For most of our history, the contributions of black visual artists have gone mostly unrecognized, and what recognition there was usually took the form of grudging, condescending judgments that relegated African-American art to its own separate institutional ghetto. The idea that a work by a black artist like Lewis or Bannister could possess aesthetic or historical interest comparable to the great masterpieces of European, Asian or ancient art probably would have been all but incomprehensible to William and Henry Walters, the father-and-son industrialists who founded the Walters Art Museum.
Given this history, some people undoubtedly were surprised that the Browns chose to give money to the Walters (and, earlier, to the Baltimore Museum of Art as well) rather than to institutions like the historically black colleges and universities, which traditionally have made it part of their mission to preserve works by black artists.
Yet the nation's artistic legacy is the common responsibility of all our institutions: There's no separating it institutionally by race, class, gender or religion - simply because our national history has woven all these separate strands into one grand, inseparable multicultural fabric. The concept of our nation as a historically multicultural society, which Quarles did so much to pioneer, holds that diversity is one of America's richest historical endowments.

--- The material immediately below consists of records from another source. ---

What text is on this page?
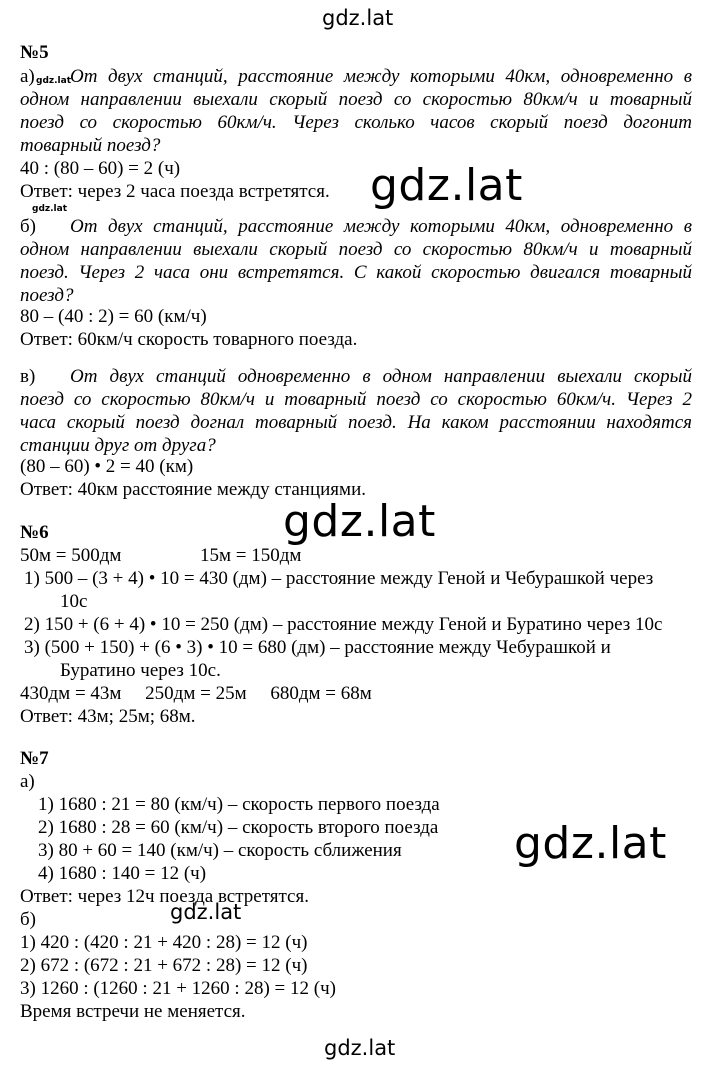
gdz.lat
gdz.lat
gdz.lat
gdz.lat
gdz.lat
gdz.lat
gdz.lat
gdz.lat
№5
а) От двух станций, расстояние между которыми 40км, одновременно в
одном направлении выехали скорый поезд со скоростью 80км/ч и товарный
поезд со скоростью 60км/ч. Через сколько часов скорый поезд догонит
товарный поезд?
40 : (80 – 60) = 2 (ч)
Ответ: через 2 часа поезда встретятся.
б) От двух станций, расстояние между которыми 40км, одновременно в
одном направлении выехали скорый поезд со скоростью 80км/ч и товарный
поезд. Через 2 часа они встретятся. С какой скоростью двигался товарный
поезд?
80 – (40 : 2) = 60 (км/ч)
Ответ: 60км/ч скорость товарного поезда.
в) От двух станций одновременно в одном направлении выехали скорый
поезд со скоростью 80км/ч и товарный поезд со скоростью 60км/ч. Через 2
часа скорый поезд догнал товарный поезд. На каком расстоянии находятся
станции друг от друга?
(80 – 60) • 2 = 40 (км)
Ответ: 40км расстояние между станциями.
№6
50м = 500дм	15м = 150дм
1) 500 – (3 + 4) • 10 = 430 (дм) – расстояние между Геной и Чебурашкой через
10с
2) 150 + (6 + 4) • 10 = 250 (дм) – расстояние между Геной и Буратино через 10с
3) (500 + 150) + (6 • 3) • 10 = 680 (дм) – расстояние между Чебурашкой и
Буратино через 10с.
430дм = 43м     250дм = 25м     680дм = 68м
Ответ: 43м; 25м; 68м.
№7
а)
1) 1680 : 21 = 80 (км/ч) – скорость первого поезда
2) 1680 : 28 = 60 (км/ч) – скорость второго поезда
3) 80 + 60 = 140 (км/ч) – скорость сближения
4) 1680 : 140 = 12 (ч)
Ответ: через 12ч поезда встретятся.
б)
1) 420 : (420 : 21 + 420 : 28) = 12 (ч)
2) 672 : (672 : 21 + 672 : 28) = 12 (ч)
3) 1260 : (1260 : 21 + 1260 : 28) = 12 (ч)
Время встречи не меняется.
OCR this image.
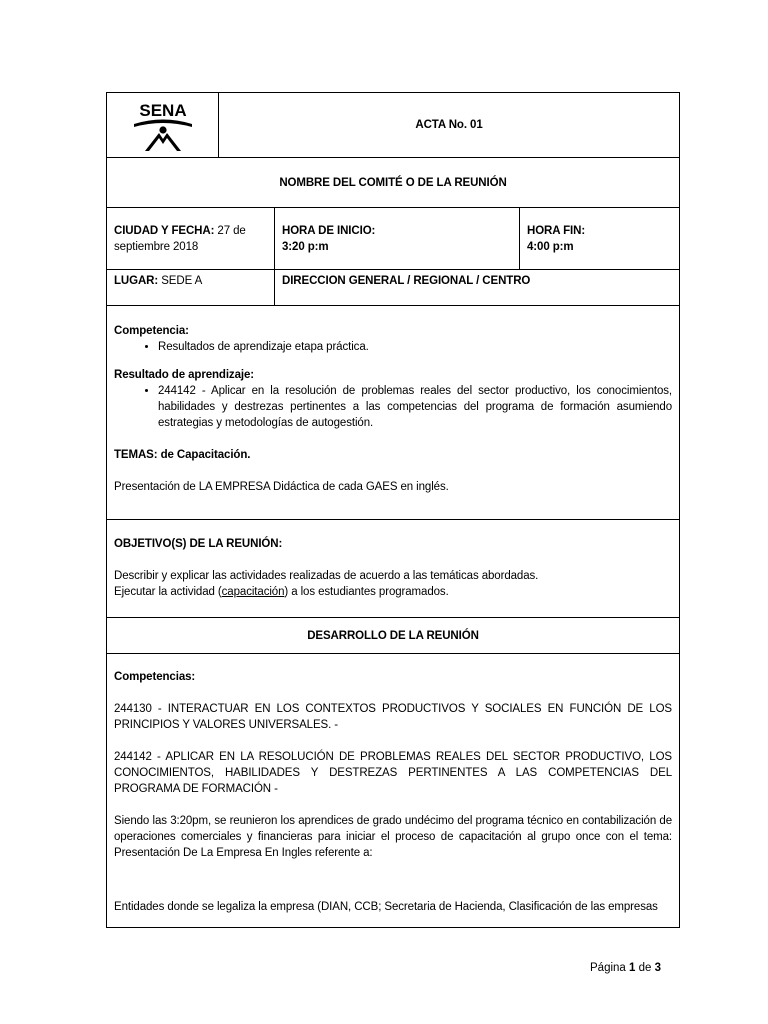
SENA
ACTA No. 01
NOMBRE DEL COMITÉ O DE LA REUNIÓN
CIUDAD Y FECHA: 27 de
septiembre 2018
HORA DE INICIO:
3:20 p:m
HORA FIN:
4:00 p:m
LUGAR: SEDE A	DIRECCION GENERAL / REGIONAL / CENTRO
Competencia:
• Resultados de aprendizaje etapa práctica.
Resultado de aprendizaje:
• 244142 - Aplicar en la resolución de problemas reales del sector productivo, los conocimientos, habilidades y destrezas pertinentes a las competencias del programa de formación asumiendo estrategias y metodologías de autogestión.
TEMAS: de Capacitación.
Presentación de LA EMPRESA Didáctica de cada GAES en inglés.
OBJETIVO(S) DE LA REUNIÓN:
Describir y explicar las actividades realizadas de acuerdo a las temáticas abordadas.
Ejecutar la actividad (capacitación) a los estudiantes programados.
DESARROLLO DE LA REUNIÓN
Competencias:
244130 - INTERACTUAR EN LOS CONTEXTOS PRODUCTIVOS Y SOCIALES EN FUNCIÓN DE LOS PRINCIPIOS Y VALORES UNIVERSALES. -
244142 - APLICAR EN LA RESOLUCIÓN DE PROBLEMAS REALES DEL SECTOR PRODUCTIVO, LOS CONOCIMIENTOS, HABILIDADES Y DESTREZAS PERTINENTES A LAS COMPETENCIAS DEL PROGRAMA DE FORMACIÓN -
Siendo las 3:20pm, se reunieron los aprendices de grado undécimo del programa técnico en contabilización de operaciones comerciales y financieras para iniciar el proceso de capacitación al grupo once con el tema: Presentación De La Empresa En Ingles referente a:
Entidades donde se legaliza la empresa (DIAN, CCB; Secretaria de Hacienda, Clasificación de las empresas
Página 1 de 3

The question now is whether other donors will follow the Browns' lead, and already the Walters has reported some encouraging signs. A portion of the funds used to make the Lewis and Bannister purchases came from matching gifts prompted by the Browns' generosity. If this trend continues, the museum could be well on its way toward rectifying what has long been a glaring historical omission.
During an interview last week, the Browns said they hoped the new acquisitions made possible by their gift would attract more African-American visitors to the museum. I share that hope, but it's important to point out that having works by black artists in the museum doesn't just benefit African-Americans. The contributions of black artists have enriched all Americans, and all Americans stand to benefit from a more accurate and inclusive vision of their cultural heritage. Ultimately, I believe, that enhanced vision will be the Browns' greatest gift to the people of Baltimore, and also the most enduring.